2.Credit limit utilization-This factor is important for those of you who are in possession of a credit card. While these financial instruments are a boon if serviced well, you need to know how credit utilization of your credit cards affects your CIBIL score.
While there is no clear indication from any financial institution or CIBIL as to what is considered as good credit limit utilization, but experts agree that you should spend only 30-50% of the credit card limit. To be on the safe side maintain the maximum credit spend to 40%. This is an indication that you are not entirely dependent on credit cards for your expenses. Also make, credit card repayments on time which will help boost your CIBIL score.
3.Credit history-For how long one has maintained his account also determines the credit score. A long-standing healthy bank or credit card account is always seen as positive by banks.
4.Healthy credit mix-Maintain a balance between secured loans like home loans and gold loans and personal loans. This balance is required to maintain a healthy credit score.
5.New credit-Nowadays, it’s a trend for banks to offer credit cards through cold calling customers and offering them lucrative deals. While it might be tempting to get a new card but keep in mind every time you make a new application, your CIBIL score takes a hit. Increase in the number of credit cards is seen by lenders as an increased debt burden affecting your credit score negatively.
If you take care of these 5 factors, you can easily maintain a healthy CIBIL score that will work in your favor whenever you try to apply for a loan.
Good CIBIL can get you interest rate discounts on loans
Banks and NBFCs reward you for maintaining a high CIBIL score and a good credit history by offering you discounts on interest rates.
For instance, the Bank of Baroda (BoB) became the first bank to offer home loan interest rate discounts to customers based on their CIBIL score. At present, the MCLR of Bank of Baroda is 8.35% (learn more about MCLR here). A borrower who maintains a CIBIL score of 760 or above can avail home loan from BoB at 8.35% which is the lowest in the market. However, the MCLR spread will increase from 0% to 0.5% for a borrower with a credit score between 725 to 759, and he has to pay an interest rate of 8.85%. Any borrower with a score of below 734 will be charged an interest rate of 9.35% on the same home loan which is 1% MCLR spread.
We have a detailed home loan guide that you might want to check out if you are interested in availing such loans.
Check your CIBIL score for free
You do not have to pay to get your credit score as CIBIL provides a free credit score report to all individuals. All you have to do is:
- Visit https://www.cibil.com/freecibilscore
- Create your account
- Verify your identity
That’s it, after successful identification your CIBIL credit score will be generated.
Word of caution
There are several mobile apps that are floated around as free CIBIL score providers, which is not necessarily false, but the main objective of most of these apps is to steal your financial data.
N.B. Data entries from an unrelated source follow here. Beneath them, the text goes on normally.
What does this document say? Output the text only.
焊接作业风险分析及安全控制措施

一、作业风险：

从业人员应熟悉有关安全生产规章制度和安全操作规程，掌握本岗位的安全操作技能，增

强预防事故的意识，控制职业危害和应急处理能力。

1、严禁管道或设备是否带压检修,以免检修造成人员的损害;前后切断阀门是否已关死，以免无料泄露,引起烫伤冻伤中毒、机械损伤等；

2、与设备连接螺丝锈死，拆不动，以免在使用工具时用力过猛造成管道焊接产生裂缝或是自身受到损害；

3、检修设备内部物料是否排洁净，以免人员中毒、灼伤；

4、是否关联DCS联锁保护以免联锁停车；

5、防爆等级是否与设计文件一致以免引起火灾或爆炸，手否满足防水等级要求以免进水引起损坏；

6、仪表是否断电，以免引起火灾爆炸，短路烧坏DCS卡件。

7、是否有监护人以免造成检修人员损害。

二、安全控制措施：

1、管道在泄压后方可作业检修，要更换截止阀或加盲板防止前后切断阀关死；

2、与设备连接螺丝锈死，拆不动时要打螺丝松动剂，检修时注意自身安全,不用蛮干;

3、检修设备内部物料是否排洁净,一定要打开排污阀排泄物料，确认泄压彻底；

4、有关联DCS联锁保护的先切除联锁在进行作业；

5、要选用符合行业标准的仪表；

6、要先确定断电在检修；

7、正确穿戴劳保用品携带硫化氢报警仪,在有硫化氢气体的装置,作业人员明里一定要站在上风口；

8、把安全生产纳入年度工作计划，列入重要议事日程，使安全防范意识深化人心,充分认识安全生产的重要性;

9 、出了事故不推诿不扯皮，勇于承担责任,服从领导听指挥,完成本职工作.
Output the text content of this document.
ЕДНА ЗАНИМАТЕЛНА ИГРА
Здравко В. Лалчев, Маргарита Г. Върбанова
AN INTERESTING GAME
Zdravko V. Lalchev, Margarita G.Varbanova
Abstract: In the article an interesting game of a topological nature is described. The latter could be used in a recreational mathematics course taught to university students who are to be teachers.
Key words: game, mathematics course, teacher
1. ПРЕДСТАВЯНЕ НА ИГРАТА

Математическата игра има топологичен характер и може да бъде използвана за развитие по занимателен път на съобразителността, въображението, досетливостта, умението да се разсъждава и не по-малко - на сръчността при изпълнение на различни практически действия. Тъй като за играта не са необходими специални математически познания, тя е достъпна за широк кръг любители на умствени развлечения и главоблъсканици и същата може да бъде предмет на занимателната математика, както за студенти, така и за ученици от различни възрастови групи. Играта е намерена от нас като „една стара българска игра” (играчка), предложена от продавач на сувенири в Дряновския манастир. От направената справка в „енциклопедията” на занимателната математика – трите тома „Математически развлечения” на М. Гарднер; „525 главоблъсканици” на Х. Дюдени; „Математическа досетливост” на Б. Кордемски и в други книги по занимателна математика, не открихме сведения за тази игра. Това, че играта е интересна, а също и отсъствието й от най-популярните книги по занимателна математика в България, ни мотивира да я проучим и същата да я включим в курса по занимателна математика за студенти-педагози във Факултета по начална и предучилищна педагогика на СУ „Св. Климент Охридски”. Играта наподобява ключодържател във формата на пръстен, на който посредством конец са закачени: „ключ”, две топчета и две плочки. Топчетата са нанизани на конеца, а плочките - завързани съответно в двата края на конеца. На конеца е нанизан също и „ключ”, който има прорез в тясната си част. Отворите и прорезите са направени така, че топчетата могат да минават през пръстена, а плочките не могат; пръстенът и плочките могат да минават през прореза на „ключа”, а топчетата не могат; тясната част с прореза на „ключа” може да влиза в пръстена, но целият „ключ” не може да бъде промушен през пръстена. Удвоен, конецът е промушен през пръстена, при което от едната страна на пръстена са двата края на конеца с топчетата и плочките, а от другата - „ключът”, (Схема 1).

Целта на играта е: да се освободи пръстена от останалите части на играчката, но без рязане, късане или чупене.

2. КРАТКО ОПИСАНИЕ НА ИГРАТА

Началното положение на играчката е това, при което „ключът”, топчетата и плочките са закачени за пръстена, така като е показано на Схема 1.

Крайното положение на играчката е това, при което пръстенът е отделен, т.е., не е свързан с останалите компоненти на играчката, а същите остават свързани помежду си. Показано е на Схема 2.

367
These apps gain permission to read sensitive information like a loan and financial transaction related SMSes and they sell this information to third-parties. According to Shivangi Nadkarni, CEO of Data Protection Firm, Arrka, “Our study of 100 apps developed in India and meant primarily for Indian audiences revealed that 31% apps take more than 10 dangerous permissions and shared data with at least one third party.”
Be cautious of what apps you install and what permissions are granted to these apps.
A good credit score determines, going forward whether you will be able to avail a loan from any bank or NBFC. It also decided under what terms and conditions your loan will be sanctioned, for instance, the interest rate. This is why it is important to keep track of your credit history and practice ways to keep it boosted.